Politics
UML convention enters group discussions on key reports
Delegates debate political, organisational and statute amendment documents ahead of Sunday’s closed session.
Post Report
The CPN-UML on Saturday began group discussions on various reports presented at its second statute convention, which is underway in Godawari, Lalitpur. Representatives have been divided into 10 groups to review political, organisational, and statute amendment documents, among others.
Party chair KP Sharma Oli tabled the political report on Friday, while Vice-chair Bishnu Paudel presented statute amendment proposals, and General Secretary Shankar Pokhrel submitted the organisational report. Reports from the election, accounts, discipline commissions, and advisory council were also presented.
Each group discusses membership expansion, organisational structure, committee formation, mandatory training and internal discipline.

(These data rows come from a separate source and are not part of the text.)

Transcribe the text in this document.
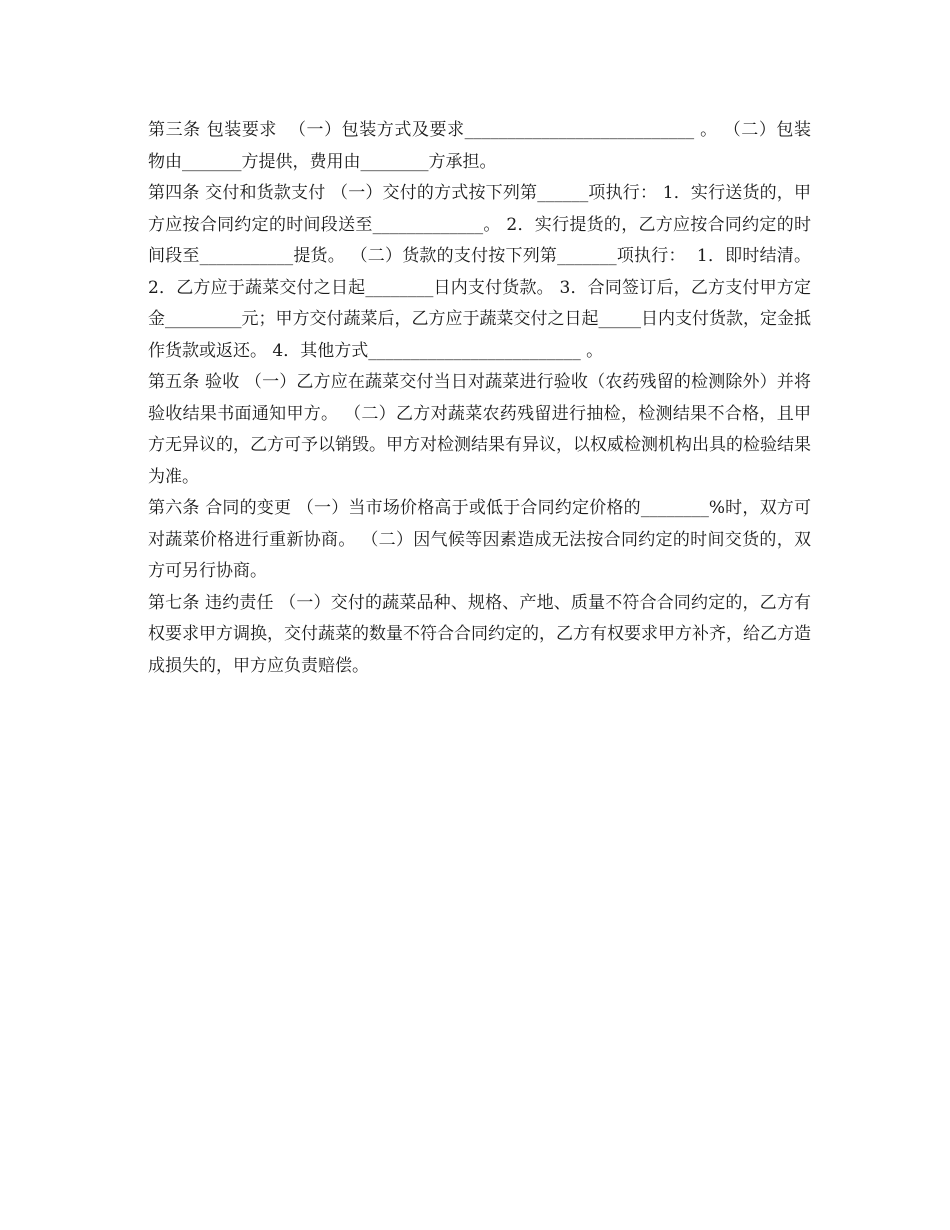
第三条 包装要求  （一）包装方式及要求___________________________ 。 （二）包装物由_______方提供，费用由________方承担。

第四条 交付和货款支付 （一）交付的方式按下列第______项执行： 1．实行送货的，甲方应按合同约定的时间段送至_____________。 2．实行提货的，乙方应按合同约定的时间段至___________提货。 （二）货款的支付按下列第_______项执行：  1．即时结清。 2．乙方应于蔬菜交付之日起________日内支付货款。 3．合同签订后，乙方支付甲方定金_________元；甲方交付蔬菜后，乙方应于蔬菜交付之日起_____日内支付货款，定金抵作货款或返还。 4．其他方式_________________________ 。

第五条 验收 （一）乙方应在蔬菜交付当日对蔬菜进行验收（农药残留的检测除外）并将验收结果书面通知甲方。 （二）乙方对蔬菜农药残留进行抽检，检测结果不合格，且甲方无异议的，乙方可予以销毁。甲方对检测结果有异议，以权威检测机构出具的检验结果为准。

第六条 合同的变更 （一）当市场价格高于或低于合同约定价格的________%时，双方可对蔬菜价格进行重新协商。 （二）因气候等因素造成无法按合同约定的时间交货的，双方可另行协商。

第七条 违约责任 （一）交付的蔬菜品种、规格、产地、质量不符合合同约定的，乙方有权要求甲方调换，交付蔬菜的数量不符合合同约定的，乙方有权要求甲方补齐，给乙方造成损失的，甲方应负责赔偿。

Statute proposals include scrapping the senior vice-chair post, reducing the size of the standing committee, politburo, and central committee, and giving more authority to the party chair.
The political report highlights challenges in implementing federalism, the state of the economy, foreign policy, and electoral strategies. Oli, in his report, has proposed “Nepali style of socialism”.
This is a kind of policy departure in the UML from the party’s core principle of people’s multiparty democracy propagated by the late Madan Bhandari.
In his new document, Oli states that socialism with Nepali characteristics will adopt a competitive, people-oriented, and transparent economic policy.
Group leaders will present their conclusions in Sunday’s closed session, followed by clarifications from the respective leaders and final decisions.
Meanwhile, Standing Committee member Karna Thapa said he was barred from presenting his dissenting opinion. Although the committee had agreed to discuss it, he said, he was stopped from speaking, and instead, he distributed a 30-page document to delegates.
His dissent reportedly objected to the party’s decision to bar former President Bidya Devi Bhandari from the party’s membership.
Bhandari, a former vice-chairwoman of the party, was recently barred from obtaining party membership. Some senior UML leaders have sought a party decision to allow her to reenter active politics.
After Bhandari started challenging Oli’s leadership, his supporters urged Bhandari that it is immoral and unethical for someone who has already become the country’s President to rejoin party politics.
Over 2,000 UML representatives from across the country have attended the party’s second statute convention underway at Godawari Convention Centre, Lalitpur.